World champion Mathieu van der Poel won a war of attrition with arch-rival Wout van Aert on Friday to claim the first of cycling’s cobbled classics, the E3 Saxo.
Van der Poel first opened a gap while van Aert was on the floor after a fall, but his 40km solo run for the line was a powerful marker for the season ahead.
The 29-year-old Dutch rider crossed the line at Harelbeke stood up on his pedals with a military salute 1min 31sec ahead of second placed Jasper Stuyven whose fellow Belgian Van Aert was third, a second behind.
The 207km race over 17 hills is the first of a series of races known to cycling fans as ‘holy week’ leading up to next Sunday’s Tour of Flanders, run over many of the same roads.
“I even kept a bit back for Sunday,” Van der Poel said of the upcoming Gent Wevelgem race in two days.
“This is my first win here so I’m proud, but I haven’t won Wevelgem either,” he said throwing down the gauntlet.
Van der Poel had attacked several times but was reeled in each time by a strained looking Van Aert before the key moment.

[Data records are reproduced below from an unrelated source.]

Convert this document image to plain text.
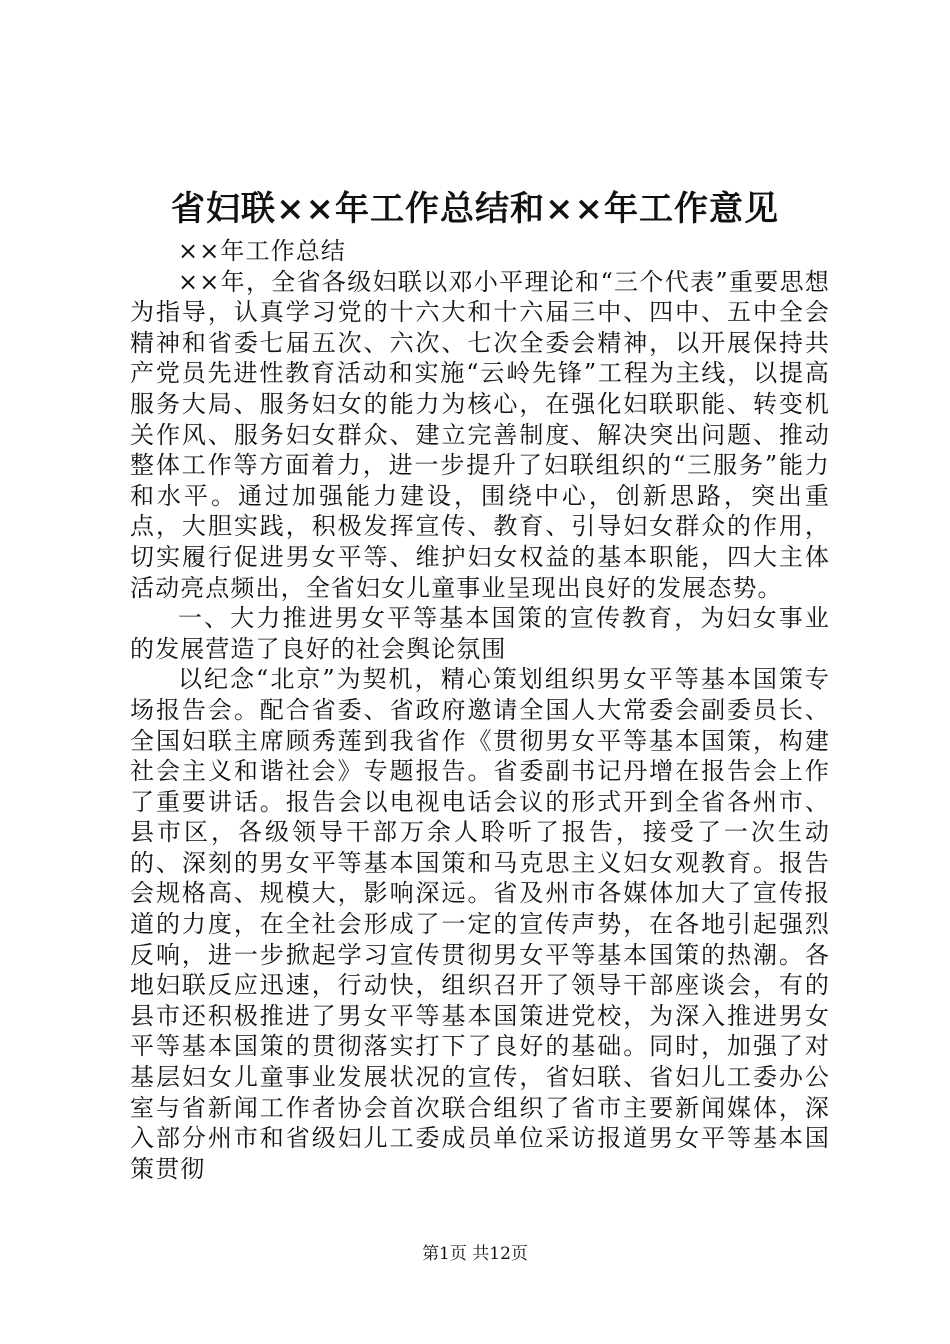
省妇联××年工作总结和××年工作意见

××年工作总结

××年，全省各级妇联以邓小平理论和“三个代表”重要思想为指导，认真学习党的十六大和十六届三中、四中、五中全会精神和省委七届五次、六次、七次全委会精神，以开展保持共产党员先进性教育活动和实施“云岭先锋”工程为主线，以提高服务大局、服务妇女的能力为核心，在强化妇联职能、转变机关作风、服务妇女群众、建立完善制度、解决突出问题、推动整体工作等方面着力，进一步提升了妇联组织的“三服务”能力和水平。通过加强能力建设，围绕中心，创新思路，突出重点，大胆实践，积极发挥宣传、教育、引导妇女群众的作用，切实履行促进男女平等、维护妇女权益的基本职能，四大主体活动亮点频出，全省妇女儿童事业呈现出良好的发展态势。

一、大力推进男女平等基本国策的宣传教育，为妇女事业的发展营造了良好的社会舆论氛围

以纪念“北京”为契机，精心策划组织男女平等基本国策专场报告会。配合省委、省政府邀请全国人大常委会副委员长、全国妇联主席顾秀莲到我省作《贯彻男女平等基本国策，构建社会主义和谐社会》专题报告。省委副书记丹增在报告会上作了重要讲话。报告会以电视电话会议的形式开到全省各州市、县市区，各级领导干部万余人聆听了报告，接受了一次生动的、深刻的男女平等基本国策和马克思主义妇女观教育。报告会规格高、规模大，影响深远。省及州市各媒体加大了宣传报道的力度，在全社会形成了一定的宣传声势，在各地引起强烈反响，进一步掀起学习宣传贯彻男女平等基本国策的热潮。各地妇联反应迅速，行动快，组织召开了领导干部座谈会，有的县市还积极推进了男女平等基本国策进党校，为深入推进男女平等基本国策的贯彻落实打下了良好的基础。同时，加强了对基层妇女儿童事业发展状况的宣传，省妇联、省妇儿工委办公室与省新闻工作者协会首次联合组织了省市主要新闻媒体，深入部分州市和省级妇儿工委成员单位采访报道男女平等基本国策贯彻

第1页 共12页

Showers early in the race made the cobbles slick, and Van Aert fell at the foot of the Paterberg hill, slipping on an uphill cobble.
Van der Poel was merciless, and set off with blistering pace on his solo bid.
While Van Aert gamely went in hot pursuit with a bloody elbow Van der Poel raced on past fan-packed roadsides in a relentless and unflinching manner.
Winner last season of the world championship in Glasgow, the Tour of Flanders and Paris-Roubaix, Van der Poel has established himself as the man to beat in the big one-day challenges.
Van Aert was far from the only rider to fall on the narrow Flanders lanes as Bora’s Emil Herzog was sent flying head first into a ditch.
The E3 was first staged in 1958 and named after one of the major highways which runs through the Flanders region.
Van Aert won the race in 2022 with a long-range attack from 42km out alongside teammate Christophe Laporte and retained it in 2023 after closing a gap on Tadej Pogacar and Van der Poel and crushing them in the sprint.